There is a lot of trial activity going on with immunotherapy. Specifically with immunotherapy, we have BCG combination trials, BCG plus sasanlimab, BCG plus durvalumab, with a couple trials that are going to read out in the next 12 months. That's going to be really exciting to see if the BCG-naive population can benefit from combination treatment, and who would benefit the most, and then the other side of it are some of these other agents. Cretostimogene grenadenorepvac has a really robust trial platform, and that's intravesical gene therapy as well that has really good data and has a lot of interesting applications, I think, in patients with both intermediate-risk disease, BCG-unresponsive disease, and patients with carcinoma in situ. And so I think that that those trials are continuing to accrue or get more information. And then you have other players that are in a little bit earlier stages, Protara with [TARA-002], which is an intravesical agent. You have enGene, which is a non viral vector, intravesical agent that has a lot of promise and could be really easy to give for a community center. Those studies are still accruing. That data is still being accumulated. But there's a ton of activity in this space, and I think every 6 to 12 months, we're going to going to keep getting these boluses of information that's going to help us.
Yes.
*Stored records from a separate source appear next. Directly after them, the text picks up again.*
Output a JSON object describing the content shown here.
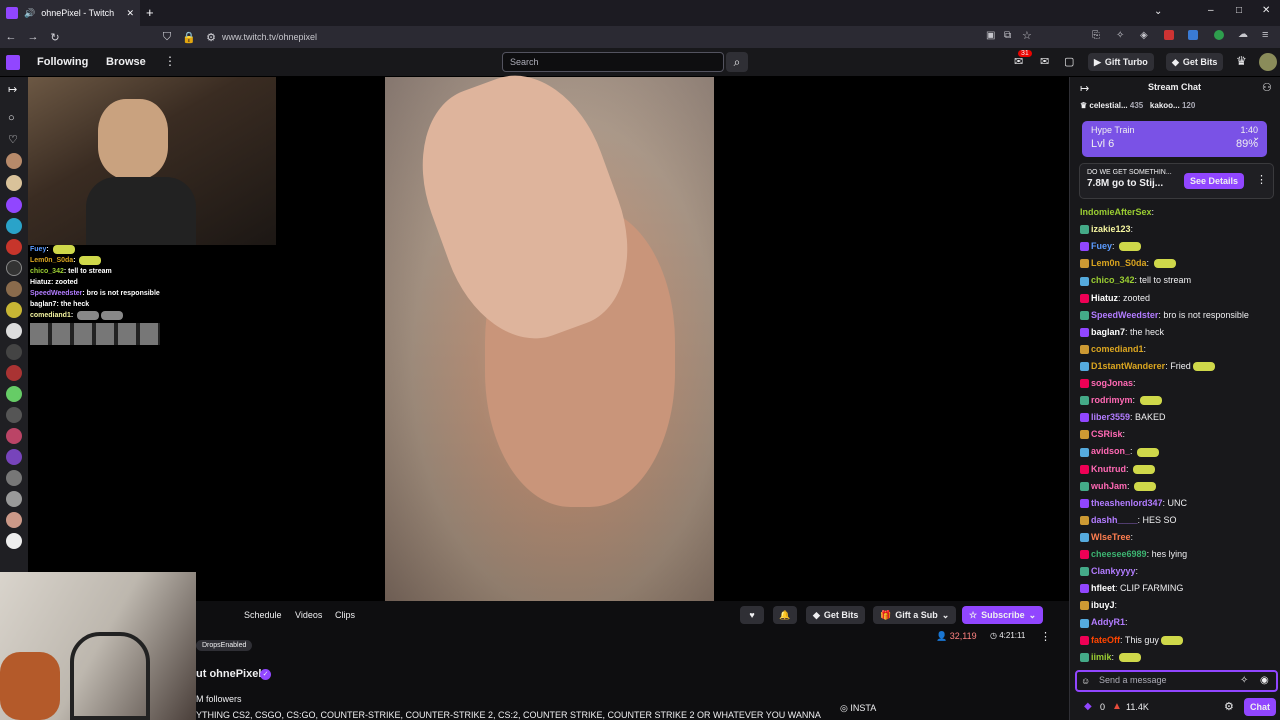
{
  "browser": {
    "tab_title": "ohnePixel - Twitch",
    "url": "www.twitch.tv/ohnepixel",
    "new_tab": "+",
    "close_tab": "✕"
  },
  "nav": {
    "following": "Following",
    "browse": "Browse",
    "search_placeholder": "Search",
    "notif_count": "31",
    "gift_turbo": "Gift Turbo",
    "get_bits": "Get Bits"
  },
  "webcam_overlay": [
    {
      "user": "Fuey",
      "text": ""
    },
    {
      "user": "Lem0n_S0da",
      "text": ""
    },
    {
      "user": "chico_342",
      "text": "tell  to stream"
    },
    {
      "user": "Hiatuz",
      "text": "zooted"
    },
    {
      "user": "SpeedWeedster",
      "text": "bro is not responsible"
    },
    {
      "user": "baglan7",
      "text": "the heck"
    },
    {
      "user": "comediand1",
      "text": ""
    }
  ],
  "channel": {
    "tabs": [
      "Schedule",
      "Videos",
      "Clips"
    ],
    "tag": "DropsEnabled",
    "about": "ut ohnePixel",
    "followers": "M followers",
    "description": "YTHING CS2, CSGO, CS:GO, COUNTER-STRIKE, COUNTER-STRIKE 2, CS:2, COUNTER STRIKE, COUNTER STRIKE 2 OR WHATEVER YOU WANNA",
    "viewers": "32,119",
    "uptime": "4:21:11",
    "insta": "INSTA",
    "get_bits": "Get Bits",
    "gift_sub": "Gift a Sub",
    "subscribe": "Subscribe"
  },
  "chat": {
    "title": "Stream Chat",
    "leaderboard": [
      {
        "name": "celestial...",
        "value": "435"
      },
      {
        "name": "kakoo...",
        "value": "120"
      }
    ],
    "hype": {
      "title": "Hype Train",
      "time": "1:40",
      "level": "Lvl 6",
      "percent": "89%"
    },
    "prediction": {
      "question": "DO WE GET SOMETHIN...",
      "text": "7.8M go to Stij...",
      "button": "See Details"
    },
    "messages": [
      {
        "user": "IndomieAfterSex",
        "color": "#9acd32",
        "text": ""
      },
      {
        "user": "izakie123",
        "color": "#f5f5a0",
        "text": ""
      },
      {
        "user": "Fuey",
        "color": "#5b9bff",
        "text": ""
      },
      {
        "user": "Lem0n_S0da",
        "color": "#daa520",
        "text": ""
      },
      {
        "user": "chico_342",
        "color": "#9acd32",
        "text": "tell  to stream"
      },
      {
        "user": "Hiatuz",
        "color": "#ffffff",
        "text": "zooted"
      },
      {
        "user": "SpeedWeedster",
        "color": "#b27cff",
        "text": "bro is not responsible"
      },
      {
        "user": "baglan7",
        "color": "#ffffff",
        "text": "the heck"
      },
      {
        "user": "comediand1",
        "color": "#daa520",
        "text": ""
      },
      {
        "user": "D1stantWanderer",
        "color": "#daa520",
        "text": "Fried"
      },
      {
        "user": "sogJonas",
        "color": "#ff69b4",
        "text": ""
      },
      {
        "user": "rodrimym",
        "color": "#ff69b4",
        "text": ""
      },
      {
        "user": "liber3559",
        "color": "#b27cff",
        "text": "BAKED"
      },
      {
        "user": "CSRisk",
        "color": "#ff69b4",
        "text": ""
      },
      {
        "user": "avidson_",
        "color": "#ff69b4",
        "text": ""
      },
      {
        "user": "Knutrud",
        "color": "#ff69b4",
        "text": ""
      },
      {
        "user": "wuhJam",
        "color": "#ff69b4",
        "text": ""
      },
      {
        "user": "theashenlord347",
        "color": "#b27cff",
        "text": "UNC"
      },
      {
        "user": "dashh____",
        "color": "#b27cff",
        "text": "HES SO"
      },
      {
        "user": "WlseTree",
        "color": "#ff7f50",
        "text": ""
      },
      {
        "user": "cheesee6989",
        "color": "#3cb371",
        "text": "hes lying"
      },
      {
        "user": "Clankyyyy",
        "color": "#b27cff",
        "text": ""
      },
      {
        "user": "hfleet",
        "color": "#ffffff",
        "text": "CLIP FARMING"
      },
      {
        "user": "ibuyJ",
        "color": "#ffffff",
        "text": ""
      },
      {
        "user": "AddyR1",
        "color": "#b27cff",
        "text": ""
      },
      {
        "user": "fateOff",
        "color": "#ff4500",
        "text": "This guy"
      },
      {
        "user": "iimik",
        "color": "#9acd32",
        "text": ""
      }
    ],
    "input_placeholder": "Send a message",
    "points": "0",
    "bits": "11.4K",
    "chat_button": "Chat"
  },
  "colors": {
    "accent": "#9146ff",
    "hype": "#7a52e6",
    "bg": "#0e0e10",
    "live_red": "#eb0400"
  }
}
People are going to ask, "how do I pick? What do I use? What what goes first? What comes second?" There's going to be an art to this, if you will. But the way I see it is, put everything in the toolbox and see what you can use, which is better than not having anything in the toolbox. But yes, there's going to be mechanism-of-action concerns. You're not going to want to give gene therapy multiple times to the same patient. There's cytotoxic therapy with gem-doce, or the pretzel. You're going to have a lot of of options. And there is going to be some concern about how to sequence them A to Z, and really, it's going to come down to ease of use and how your clinic can operationalize this, because what we've realized is that our centers are different than hospital systems. They're different than academic centers. We have different infrastructure; we have different legislation and state-specific regulations. And so at some point, you're going to have to just go with what's easiest for you to give and that's that's going to be a big part of all this.